How to Choose the Right Trustee: Key Considerations and Best Practices
Selecting a trustee is one of the most critical decisions you’ll make when setting up a trust. The trustee’s responsibilities include managing assets, distributing funds to beneficiaries, and upholding your instructions. This article covers what to look for in a trustee, potential pitfalls, and how to ensure that your choice aligns with the complexity of your estate planning goals.
Note: This article provides general information, not legal advice.
Trustee’s Core Responsibilities
Fiduciary Duty: A trustee must act in the best interest of the trust’s beneficiaries at all times, placing beneficiaries’ needs before their own.
Investment Management: Trustees often need to invest or manage trust assets prudently, ensuring growth or preservation according to the trust’s terms.
Record-Keeping and Reporting: Trustees must maintain clear financial records and provide updates or accountings to beneficiaries.
Distribution of Assets: The trustee follows the distribution schedule—whether it’s at specific ages, for certain expenses, or lifetime payouts.
Traits to Look For in a Trustee
Integrity and Trustworthiness: This is paramount. The trustee has access to potentially significant assets.
Financial Acumen: They should have the ability—or be able to hire professionals—to manage investments, handle taxes, and make strategic decisions.
Availability and Longevity: Estate plans are meant to last, so choose someone who can commit to the role or ensure a successor is named.

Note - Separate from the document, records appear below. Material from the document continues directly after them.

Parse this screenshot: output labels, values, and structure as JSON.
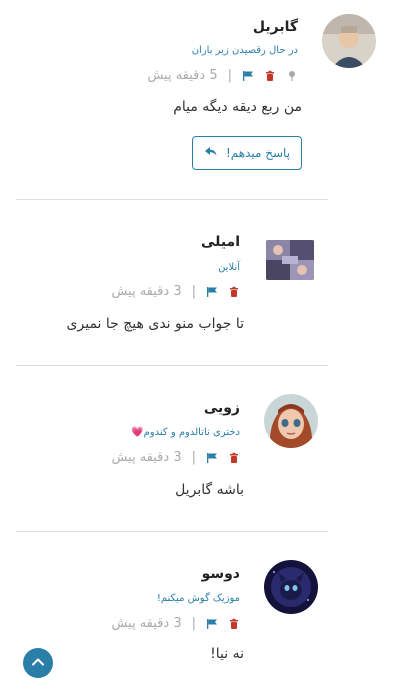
{
  "comments": [
    {
      "name": "گابریل",
      "status": "در حال رقصیدن زیر باران",
      "time_label": "5 دقیقه پیش",
      "separator": "|",
      "text": "من ربع دیقه دیگه میام",
      "reply_label": "پاسخ میدهم!"
    },
    {
      "name": "امیلی",
      "status": "آنلاین",
      "time_label": "3 دقیقه پیش",
      "separator": "|",
      "text": "تا جواب منو ندی هیچ جا نمیری"
    },
    {
      "name": "زویی",
      "status": "دختری ناتالدوم و کندوم💗",
      "time_label": "3 دقیقه پیش",
      "separator": "|",
      "text": "باشه گابریل"
    },
    {
      "name": "دوسو",
      "status": "موزیک گوش میکنم!",
      "time_label": "3 دقیقه پیش",
      "separator": "|",
      "text": "نه نیا!"
    }
  ],
  "colors": {
    "accent": "#2a7fa8",
    "delete": "#c0392b",
    "muted": "#aaaaaa"
  },
  "icons": {
    "pin": "pin-icon",
    "delete": "trash-icon",
    "flag": "flag-icon",
    "reply": "reply-arrow-icon",
    "scroll_top": "chevron-up-icon"
  }
}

Neutrality: In families with complex dynamics, a neutral third party such as a corporate trustee can prevent conflicts of interest.
Individual vs. Corporate Trustees
Individual Trustees
Advantages: Familiar with the family, personal relationships, potentially lower fees if serving without charge.
Disadvantages: May lack expertise or objectivity, can become ill or pass away, leading to a transition in trusteeship.
Corporate Trustees
Advantages: Professional management, neutral position, continuous service regardless of any single person’s incapacity or death.
Disadvantages: Fees can be higher, and some corporate entities may be more rigid in their procedures.
Successor Trustees and Co-Trustees
Successor Trustees: Always name a backup if the initial trustee is unable or unwilling to serve.
Co-Trustees: Having two or more trustees can provide checks and balances, though it also introduces the need for coordination and can lead to disputes if they disagree.
Trustee Compensation
A trustee is entitled to reasonable compensation for their duties. With an individual trustee, this can sometimes be waived if it’s a close family member. Corporate trustees typically charge a percentage of assets under management or fixed annual fees. Be clear about compensation terms in the trust document to avoid misunderstandings.
Special Considerations
Complex Assets: If the trust holds a family business, investment real estate, or other specialized assets, the trustee may need specific expertise or must hire professional help.
Location: If your trust is governed by the laws of a certain state, ensure that the trustee is familiar with that jurisdiction or has a presence there.
Beneficiary Dynamics: Be mindful of potential conflicts if you name one beneficiary as trustee over the others.
Conclusion
Choosing the right trustee can mean the difference between a smoothly managed estate and a drawn-out process fraught with disputes. Consider the nature of your assets, family relationships, and the skill set required. Whether you opt for an individual or a corporate entity, ensure that your choice aligns with your estate planning objectives. Review your choice periodically; life circumstances can change quickly.
This article is for informational purposes only and does not constitute legal advice.